Paciente de 34 anos, nuligesta, com história de dismenorreia progressiva grave (EVA 9/10) refratária a anti-inflamatórios e anticoncepcionais combinados contínuos há 3 anos, dispareunia profunda e disquezia cíclica intensa. Refere dois episódios de hematoquezia durante menstruação. Ao exame físico: espessamento e nodulações dolorosas em fundo de saco posterior, útero retrovertido e fixo. Ressonância magnética de pelve: múltiplos implantes endometrióticos no septo retovaginal, ligamentos uterossacros espessados e retração do fundo de saco posterior, além de lesão nodular em parede anterior do retossigmoide (8 cm da borda anal) medindo 3,5 cm, com envolvimento da camada muscular própria e alcançando até camada submucosa, determinando estenose luminal de aproximadamente 60%. Endometriomas bilaterais (direito: 4 cm, esquerdo: 3 cm). Colonoscopia: compressão extrínseca em retossigmoide com mucosa íntegra. CA-125: 185 U/mL. Considerando a complexidade do quadro e as melhores evidências atuais, qual a conduta mais adequada?

  • Análogo de GnRH por 6 meses para redução máxima das lesões seguido de reavaliação clínica e de imagem para planejamento cirúrgico.

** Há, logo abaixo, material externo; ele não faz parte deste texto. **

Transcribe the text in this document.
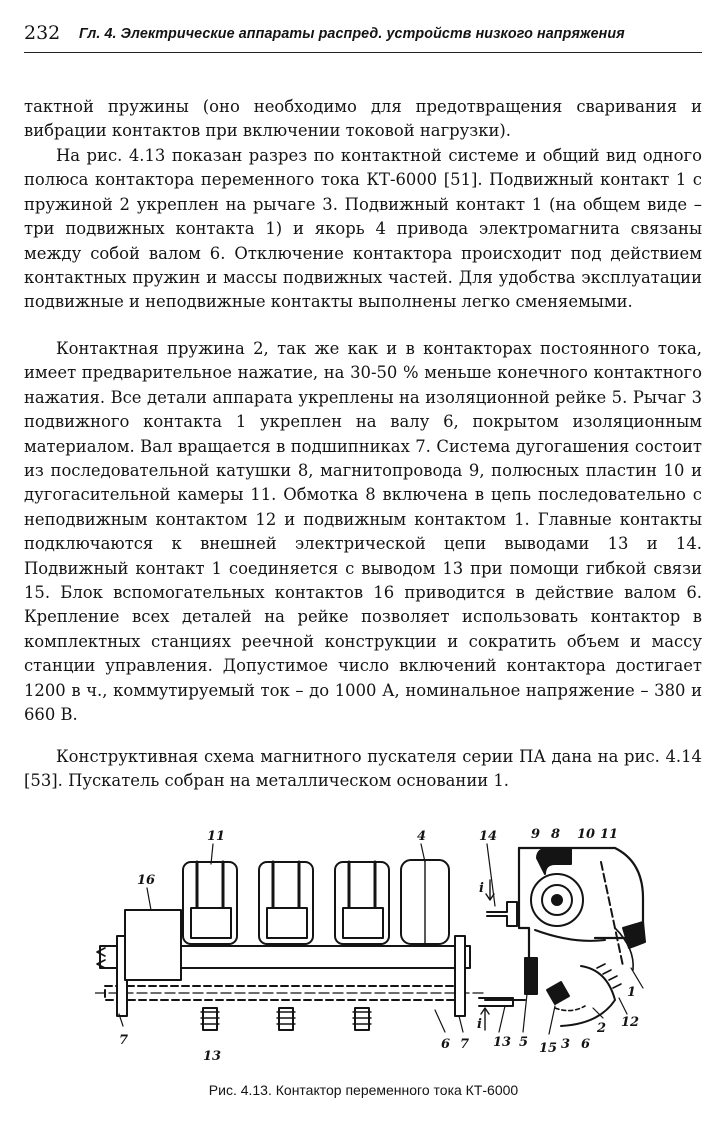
232 Гл. 4. Электрические аппараты распред. устройств низкого напряжения

тактной пружины (оно необходимо для предотвращения сваривания и вибрации контактов при включении токовой нагрузки).

На рис. 4.13 показан разрез по контактной системе и общий вид одного полюса контактора переменного тока КТ-6000 [51]. Подвижный контакт 1 с пружиной 2 укреплен на рычаге 3. Подвижный контакт 1 (на общем виде – три подвижных контакта 1) и якорь 4 привода электромагнита связаны между собой валом 6. Отключение контактора происходит под действием контактных пружин и массы подвижных частей. Для удобства эксплуатации подвижные и неподвижные контакты выполнены легко сменяемыми.

Контактная пружина 2, так же как и в контакторах постоянного тока, имеет предварительное нажатие, на 30-50 % меньше конечного контактного нажатия. Все детали аппарата укреплены на изоляционной рейке 5. Рычаг 3 подвижного контакта 1 укреплен на валу 6, покрытом изоляционным материалом. Вал вращается в подшипниках 7. Система дугогашения состоит из последовательной катушки 8, магнитопровода 9, полюсных пластин 10 и дугогасительной камеры 11. Обмотка 8 включена в цепь последовательно с неподвижным контактом 12 и подвижным контактом 1. Главные контакты подключаются к внешней электрической цепи выводами 13 и 14. Подвижный контакт 1 соединяется с выводом 13 при помощи гибкой связи 15. Блок вспомогательных контактов 16 приводится в действие валом 6. Крепление всех деталей на рейке позволяет использовать контактор в комплектных станциях реечной конструкции и сократить объем и массу станции управления. Допустимое число включений контактора достигает 1200 в ч., коммутируемый ток – до 1000 А, номинальное напряжение – 380 и 660 В.

Конструктивная схема магнитного пускателя серии ПА дана на рис. 4.14 [53]. Пускатель собран на металлическом основании 1.

11	4	14	9 8 10 11
16
i
i
7
13
6 7 13 5 15 3 6
2 12
1
Рис. 4.13. Контактор переменного тока КТ-6000
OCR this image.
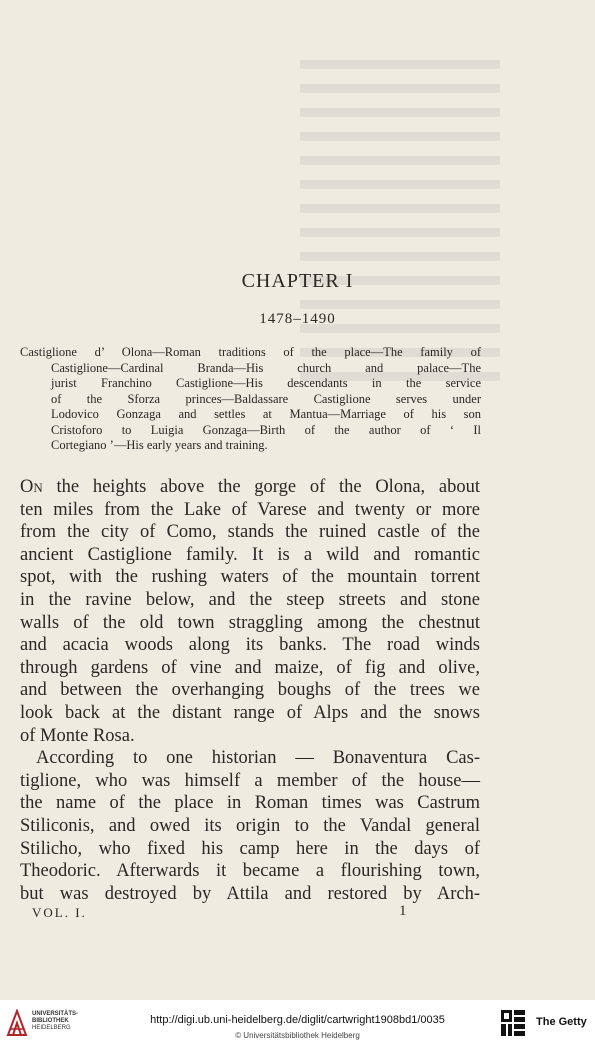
CHAPTER I
1478–1490
Castiglione d’ Olona—Roman traditions of the place—The family of
Castiglione—Cardinal Branda—His church and palace—The
jurist Franchino Castiglione—His descendants in the service
of the Sforza princes—Baldassare Castiglione serves under
Lodovico Gonzaga and settles at Mantua—Marriage of his son
Cristoforo to Luigia Gonzaga—Birth of the author of ‘ Il
Cortegiano ’—His early years and training.
On the heights above the gorge of the Olona, about
ten miles from the Lake of Varese and twenty or more
from the city of Como, stands the ruined castle of the
ancient Castiglione family. It is a wild and romantic
spot, with the rushing waters of the mountain torrent
in the ravine below, and the steep streets and stone
walls of the old town straggling among the chestnut
and acacia woods along its banks. The road winds
through gardens of vine and maize, of fig and olive,
and between the overhanging boughs of the trees we
look back at the distant range of Alps and the snows
of Monte Rosa.
According to one historian — Bonaventura Cas-
tiglione, who was himself a member of the house—
the name of the place in Roman times was Castrum
Stiliconis, and owed its origin to the Vandal general
Stilicho, who fixed his camp here in the days of
Theodoric. Afterwards it became a flourishing town,
but was destroyed by Attila and restored by Arch-
VOL. I.	1
UNIVERSITÄTS-
BIBLIOTHEK
HEIDELBERG
http://digi.ub.uni-heidelberg.de/diglit/cartwright1908bd1/0035
© Universitätsbibliothek Heidelberg
The Getty
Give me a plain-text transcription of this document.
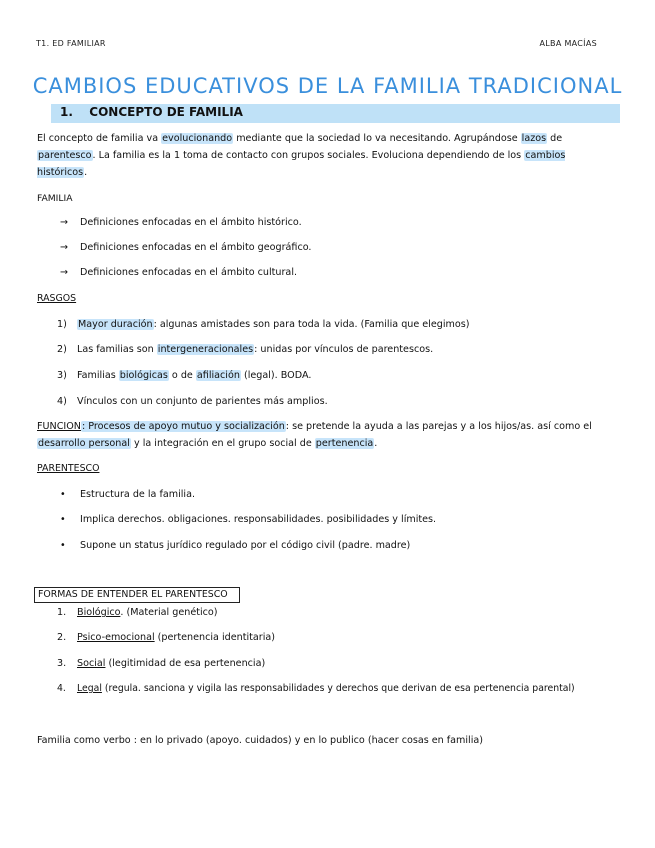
T1. ED FAMILIAR	ALBA MACÍAS
CAMBIOS EDUCATIVOS DE LA FAMILIA TRADICIONAL
1. CONCEPTO DE FAMILIA
El concepto de familia va evolucionando mediante que la sociedad lo va necesitando. Agrupándose lazos de parentesco. La familia es la 1 toma de contacto con grupos sociales. Evoluciona dependiendo de los cambios históricos.
FAMILIA
→ Definiciones enfocadas en el ámbito histórico.
→ Definiciones enfocadas en el ámbito geográfico.
→ Definiciones enfocadas en el ámbito cultural.
RASGOS
1) Mayor duración: algunas amistades son para toda la vida. (Familia que elegimos)
2) Las familias son intergeneracionales: unidas por vínculos de parentescos.
3) Familias biológicas o de afiliación (legal). BODA.
4) Vínculos con un conjunto de parientes más amplios.
FUNCION: Procesos de apoyo mutuo y socialización: se pretende la ayuda a las parejas y a los hijos/as. así como el desarrollo personal y la integración en el grupo social de pertenencia.
PARENTESCO
• Estructura de la familia.
• Implica derechos. obligaciones. responsabilidades. posibilidades y límites.
• Supone un status jurídico regulado por el código civil (padre. madre)
FORMAS DE ENTENDER EL PARENTESCO
1. Biológico. (Material genético)
2. Psico-emocional (pertenencia identitaria)
3. Social (legitimidad de esa pertenencia)
4. Legal (regula. sanciona y vigila las responsabilidades y derechos que derivan de esa pertenencia parental)
Familia como verbo : en lo privado (apoyo. cuidados) y en lo publico (hacer cosas en familia)
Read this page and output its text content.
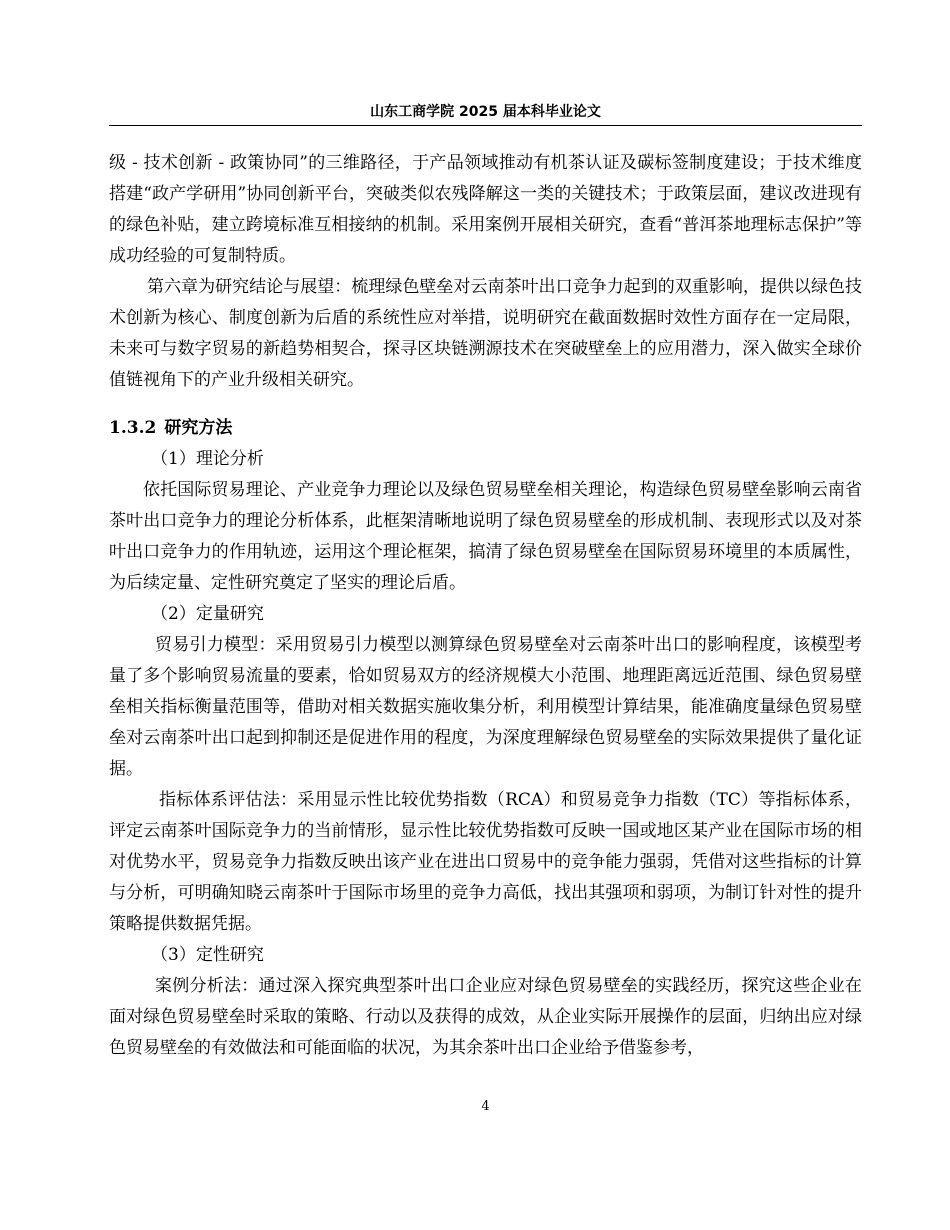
山东工商学院 2025 届本科毕业论文

级 - 技术创新 - 政策协同”的三维路径，于产品领域推动有机茶认证及碳标签制度建设；于技术维度搭建“政产学研用”协同创新平台，突破类似农残降解这一类的关键技术；于政策层面，建议改进现有的绿色补贴，建立跨境标准互相接纳的机制。采用案例开展相关研究，查看“普洱茶地理标志保护”等成功经验的可复制特质。

第六章为研究结论与展望：梳理绿色壁垒对云南茶叶出口竞争力起到的双重影响，提供以绿色技术创新为核心、制度创新为后盾的系统性应对举措，说明研究在截面数据时效性方面存在一定局限，未来可与数字贸易的新趋势相契合，探寻区块链溯源技术在突破壁垒上的应用潜力，深入做实全球价值链视角下的产业升级相关研究。

1.3.2 研究方法

（1）理论分析

依托国际贸易理论、产业竞争力理论以及绿色贸易壁垒相关理论，构造绿色贸易壁垒影响云南省茶叶出口竞争力的理论分析体系，此框架清晰地说明了绿色贸易壁垒的形成机制、表现形式以及对茶叶出口竞争力的作用轨迹，运用这个理论框架，搞清了绿色贸易壁垒在国际贸易环境里的本质属性，为后续定量、定性研究奠定了坚实的理论后盾。

（2）定量研究

贸易引力模型：采用贸易引力模型以测算绿色贸易壁垒对云南茶叶出口的影响程度，该模型考量了多个影响贸易流量的要素，恰如贸易双方的经济规模大小范围、地理距离远近范围、绿色贸易壁垒相关指标衡量范围等，借助对相关数据实施收集分析，利用模型计算结果，能准确度量绿色贸易壁垒对云南茶叶出口起到抑制还是促进作用的程度，为深度理解绿色贸易壁垒的实际效果提供了量化证据。

指标体系评估法：采用显示性比较优势指数（RCA）和贸易竞争力指数（TC）等指标体系，评定云南茶叶国际竞争力的当前情形，显示性比较优势指数可反映一国或地区某产业在国际市场的相对优势水平，贸易竞争力指数反映出该产业在进出口贸易中的竞争能力强弱，凭借对这些指标的计算与分析，可明确知晓云南茶叶于国际市场里的竞争力高低，找出其强项和弱项，为制订针对性的提升策略提供数据凭据。

（3）定性研究

案例分析法：通过深入探究典型茶叶出口企业应对绿色贸易壁垒的实践经历，探究这些企业在面对绿色贸易壁垒时采取的策略、行动以及获得的成效，从企业实际开展操作的层面，归纳出应对绿色贸易壁垒的有效做法和可能面临的状况，为其余茶叶出口企业给予借鉴参考，

4
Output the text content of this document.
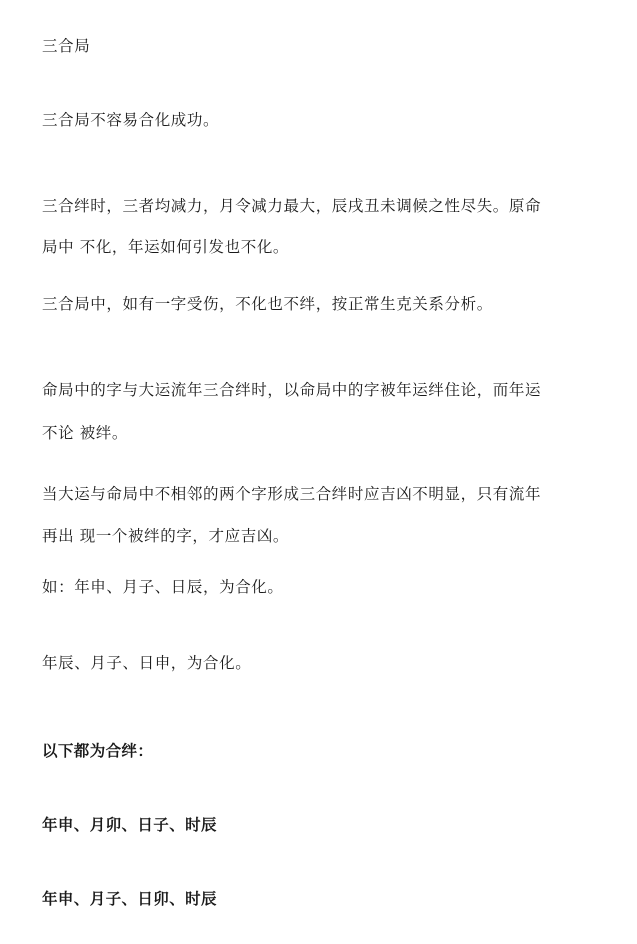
三合局
三合局不容易合化成功。
三合绊时，三者均减力，月令减力最大，辰戌丑未调候之性尽失。原命
局中 不化，年运如何引发也不化。
三合局中，如有一字受伤，不化也不绊，按正常生克关系分析。
命局中的字与大运流年三合绊时，以命局中的字被年运绊住论，而年运
不论 被绊。
当大运与命局中不相邻的两个字形成三合绊时应吉凶不明显，只有流年
再出 现一个被绊的字，才应吉凶。
如：年申、月子、日辰，为合化。
年辰、月子、日申，为合化。
以下都为合绊：
年申、月卯、日子、时辰
年申、月子、日卯、时辰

  • Ressecção segmentar do retossigmoide em bloco com a lesão endometriótica, cistectomia de endometriomas bilaterais e ressecção completa de implantes profundos, em equipe multidisciplinar.
  • Shaving (raspagem) da lesão intestinal preservando a luz intestinal, cistectomia dos endometriomas e ressecção de focos peritoneais, seguida de terapia hormonal contínua em longo prazo.
  • Ressecção discoide da lesão intestinal com sutura primária, cistectomia de endometriomas e neurectomia pré-sacral para controle da dor pélvica.
  • Histerectomia total com anexectomia bilateral e ressecção da lesão intestinal por shaving, considerando a gravidade dos sintomas e idade da paciente.